News / Calgary

PC Party and Alberta Party members talk potential merger

Talk among members seeking stronger centrist party, but no official contact between the parties

Back in early 2015, the Alberta Party proposed to merge with the Alberta Liberals who rejected any discussion for collaboration.

JONATHAN HAYWARD / The Canadian Press

Back in early 2015, the Alberta Party proposed to merge with the Alberta Liberals who rejected any discussion for collaboration.

A new political party merger is percolating in Alberta and no, it’s not the ‘unite Alberta’ or ‘unite-the-right’ movement.

Members of both the PC Party and Alberta Party have said they wouldn’t be opposed to a merger, and according to the presidents of both parties, neither would they.

Katherine O’Neill, PC Party president said she started hearing about a possible merge with the Alberta Party once the PCs lost the provincial election.

“It wasn’t surprising there was part of our membership that said ‘if you’re going to do a merger, it should be with the centre,’ – the Alberta Party came out more than others,” said O’Neill.

Currently, O’Neill said the party is focused on the ongoing leadership race and although there have been conversations by members in certain ridings, a possible merger wouldn’t be a discussion focus until mid-2017. At that point, O’Neill said the PC Party will have a new leader and will be sending a signal about how they see themselves moving forward.

Alberta Party president Pat Cochrane said she’s heard talk of a merger among members of the Alberta Party, but added there’s been no official contact with the PC Party.

Cochrane also said that members of the Alberta Party and members of the Alberta Liberal Party still talk about their possible merge.
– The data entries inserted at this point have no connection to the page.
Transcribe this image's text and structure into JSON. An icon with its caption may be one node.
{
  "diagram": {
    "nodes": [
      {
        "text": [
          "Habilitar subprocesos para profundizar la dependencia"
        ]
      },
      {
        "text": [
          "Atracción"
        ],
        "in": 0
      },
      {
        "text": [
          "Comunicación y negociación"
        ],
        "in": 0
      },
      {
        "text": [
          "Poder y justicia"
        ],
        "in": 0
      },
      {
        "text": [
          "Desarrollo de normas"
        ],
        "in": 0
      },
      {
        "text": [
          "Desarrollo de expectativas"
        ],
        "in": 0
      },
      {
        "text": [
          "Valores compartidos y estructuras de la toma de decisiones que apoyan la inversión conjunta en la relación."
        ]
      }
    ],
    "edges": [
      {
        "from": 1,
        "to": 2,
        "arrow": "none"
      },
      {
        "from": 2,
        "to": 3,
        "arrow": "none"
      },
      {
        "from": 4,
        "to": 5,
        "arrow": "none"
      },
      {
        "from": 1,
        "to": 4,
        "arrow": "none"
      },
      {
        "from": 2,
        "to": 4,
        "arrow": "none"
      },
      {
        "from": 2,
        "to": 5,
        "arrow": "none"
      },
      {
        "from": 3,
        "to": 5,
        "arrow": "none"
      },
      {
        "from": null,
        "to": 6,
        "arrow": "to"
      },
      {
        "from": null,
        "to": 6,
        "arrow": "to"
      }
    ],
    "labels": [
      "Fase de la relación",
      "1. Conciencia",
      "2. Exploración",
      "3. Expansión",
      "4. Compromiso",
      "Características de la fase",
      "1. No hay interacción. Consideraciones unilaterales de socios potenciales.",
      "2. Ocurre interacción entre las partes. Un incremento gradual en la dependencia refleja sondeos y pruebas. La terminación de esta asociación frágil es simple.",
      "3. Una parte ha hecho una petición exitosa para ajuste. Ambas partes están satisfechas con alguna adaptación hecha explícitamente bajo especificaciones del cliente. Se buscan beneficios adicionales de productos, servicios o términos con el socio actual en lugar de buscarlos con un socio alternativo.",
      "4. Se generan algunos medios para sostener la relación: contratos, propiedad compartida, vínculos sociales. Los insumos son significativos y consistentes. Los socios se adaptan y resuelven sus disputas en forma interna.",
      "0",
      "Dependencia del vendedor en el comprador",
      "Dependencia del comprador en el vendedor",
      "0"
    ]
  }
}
In the past, the Alberta Party was open to merging with the Liberals, who rejected the proposal.

“If you’re a centrist, the political party label isn’t such an issue. It’s how do we make sure that we don’t have extremes take over the province (and) that we make sure that we are solidly in the centre in our decision making.” said Cochrane.

Lori Williams, political science professor at Mount Royal University said she understands there’s an appetite for an alternative centre party, and if the conservative party is in danger of losing their centrist position, then she can understand seeking alternative solutions.
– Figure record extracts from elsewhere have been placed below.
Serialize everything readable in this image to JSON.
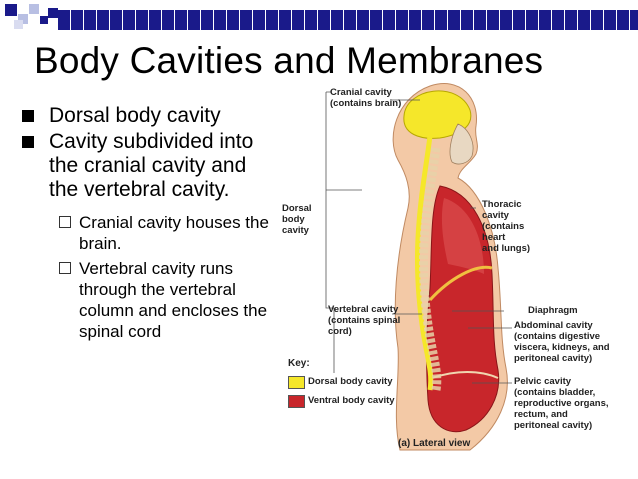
{
  "slide": {
    "title": "Body Cavities and Membranes",
    "bullets": [
      "Dorsal body cavity",
      "Cavity subdivided into the cranial cavity and the vertebral cavity."
    ],
    "sub_bullets": [
      "Cranial cavity houses the brain.",
      "Vertebral cavity runs through the vertebral column and encloses the spinal cord"
    ]
  },
  "figure": {
    "labels": {
      "cranial": [
        "Cranial cavity",
        "(contains brain)"
      ],
      "dorsal": [
        "Dorsal",
        "body",
        "cavity"
      ],
      "thoracic": [
        "Thoracic",
        "cavity",
        "(contains",
        "heart",
        "and lungs)"
      ],
      "diaphragm": "Diaphragm",
      "abdominal": [
        "Abdominal cavity",
        "(contains digestive",
        "viscera, kidneys, and",
        "peritoneal cavity)"
      ],
      "vertebral": [
        "Vertebral cavity",
        "(contains spinal",
        "cord)"
      ],
      "pelvic": [
        "Pelvic cavity",
        "(contains bladder,",
        "reproductive organs,",
        "rectum, and",
        "peritoneal cavity)"
      ]
    },
    "key": {
      "title": "Key:",
      "dorsal": "Dorsal body cavity",
      "ventral": "Ventral body cavity",
      "dorsal_color": "#f5e72a",
      "ventral_color": "#c8262b"
    },
    "caption": "(a) Lateral view"
  },
  "colors": {
    "title_bar": "#1a1a8a",
    "square_dark": "#1a1a8a",
    "square_light": "#b8bfe3"
  }
}
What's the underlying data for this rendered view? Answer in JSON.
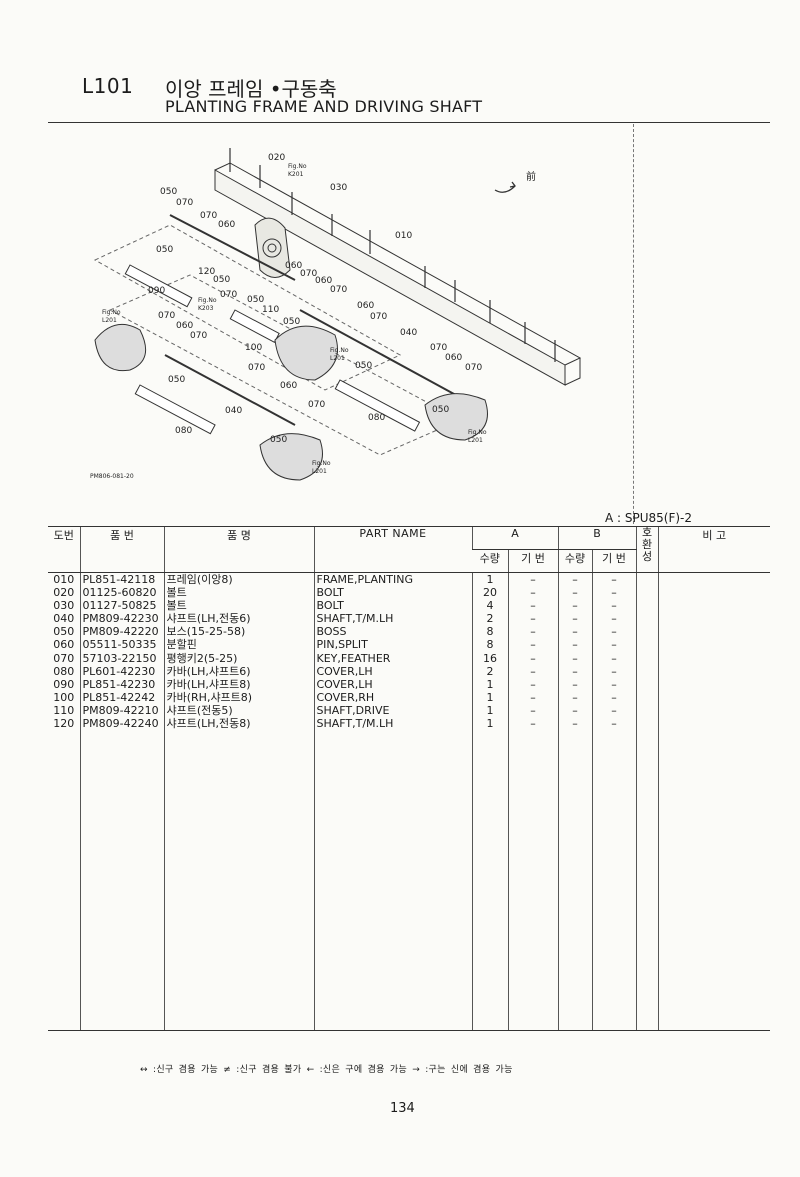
{
  "header": {
    "code": "L101",
    "title_ko": "이앙 프레임 •구동축",
    "title_en": "PLANTING FRAME AND DRIVING SHAFT"
  },
  "diagram": {
    "front_mark": "前",
    "figure_id": "PM806-081-20",
    "callouts": [
      "020",
      "030",
      "010",
      "050",
      "070",
      "060",
      "120",
      "090",
      "110",
      "100",
      "040",
      "080"
    ],
    "fig_refs": [
      "Fig.No K201",
      "Fig.No K203",
      "Fig.No L201"
    ]
  },
  "model_note": "A : SPU85(F)-2",
  "table": {
    "headers": {
      "no": "도번",
      "part_no": "품 번",
      "name_ko": "품 명",
      "part_name": "PART NAME",
      "group_a": "A",
      "group_b": "B",
      "qty": "수량",
      "base": "기 번",
      "compat": "호환성",
      "remarks": "비 고"
    },
    "rows": [
      {
        "no": "010",
        "part_no": "PL851-42118",
        "name_ko": "프레임(이앙8)",
        "part_name": "FRAME,PLANTING",
        "a_qty": "1",
        "a_base": "–",
        "b_qty": "–",
        "b_base": "–"
      },
      {
        "no": "020",
        "part_no": "01125-60820",
        "name_ko": "볼트",
        "part_name": "BOLT",
        "a_qty": "20",
        "a_base": "–",
        "b_qty": "–",
        "b_base": "–"
      },
      {
        "no": "030",
        "part_no": "01127-50825",
        "name_ko": "볼트",
        "part_name": "BOLT",
        "a_qty": "4",
        "a_base": "–",
        "b_qty": "–",
        "b_base": "–"
      },
      {
        "no": "040",
        "part_no": "PM809-42230",
        "name_ko": "샤프트(LH,전동6)",
        "part_name": "SHAFT,T/M.LH",
        "a_qty": "2",
        "a_base": "–",
        "b_qty": "–",
        "b_base": "–"
      },
      {
        "no": "050",
        "part_no": "PM809-42220",
        "name_ko": "보스(15-25-58)",
        "part_name": "BOSS",
        "a_qty": "8",
        "a_base": "–",
        "b_qty": "–",
        "b_base": "–"
      },
      {
        "no": "060",
        "part_no": "05511-50335",
        "name_ko": "분할핀",
        "part_name": "PIN,SPLIT",
        "a_qty": "8",
        "a_base": "–",
        "b_qty": "–",
        "b_base": "–"
      },
      {
        "no": "070",
        "part_no": "57103-22150",
        "name_ko": "평행키2(5-25)",
        "part_name": "KEY,FEATHER",
        "a_qty": "16",
        "a_base": "–",
        "b_qty": "–",
        "b_base": "–"
      },
      {
        "no": "080",
        "part_no": "PL601-42230",
        "name_ko": "카바(LH,샤프트6)",
        "part_name": "COVER,LH",
        "a_qty": "2",
        "a_base": "–",
        "b_qty": "–",
        "b_base": "–"
      },
      {
        "no": "090",
        "part_no": "PL851-42230",
        "name_ko": "카바(LH,샤프트8)",
        "part_name": "COVER,LH",
        "a_qty": "1",
        "a_base": "–",
        "b_qty": "–",
        "b_base": "–"
      },
      {
        "no": "100",
        "part_no": "PL851-42242",
        "name_ko": "카바(RH,샤프트8)",
        "part_name": "COVER,RH",
        "a_qty": "1",
        "a_base": "–",
        "b_qty": "–",
        "b_base": "–"
      },
      {
        "no": "110",
        "part_no": "PM809-42210",
        "name_ko": "샤프트(전동5)",
        "part_name": "SHAFT,DRIVE",
        "a_qty": "1",
        "a_base": "–",
        "b_qty": "–",
        "b_base": "–"
      },
      {
        "no": "120",
        "part_no": "PM809-42240",
        "name_ko": "샤프트(LH,전동8)",
        "part_name": "SHAFT,T/M.LH",
        "a_qty": "1",
        "a_base": "–",
        "b_qty": "–",
        "b_base": "–"
      }
    ]
  },
  "legend": "↔ :신구 겸용 가능     ≠ :신구 겸용 불가     ← :신은 구에 겸용 가능     → :구는 신에 겸용 가능",
  "page_number": "134"
}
“From the time that Donna Kennedy-Glans left the leadership race saying there needed to be a voice in the centre, I think people have been looking for what that voice might be,” said Williams.  

But Williams said if PC leadership candidate Jason Kenney wins, his plans to merge the PC’s and the Wildrose means there won’t be much traction for an Alberta Party merger.

“If (the PC’s) are thinking they want to explore a merger with the Alberta Party as an alternative to a merger with the Wildrose Party, that’s a discussion that has to be part of the leadership race - not something that happens after,” said Williams.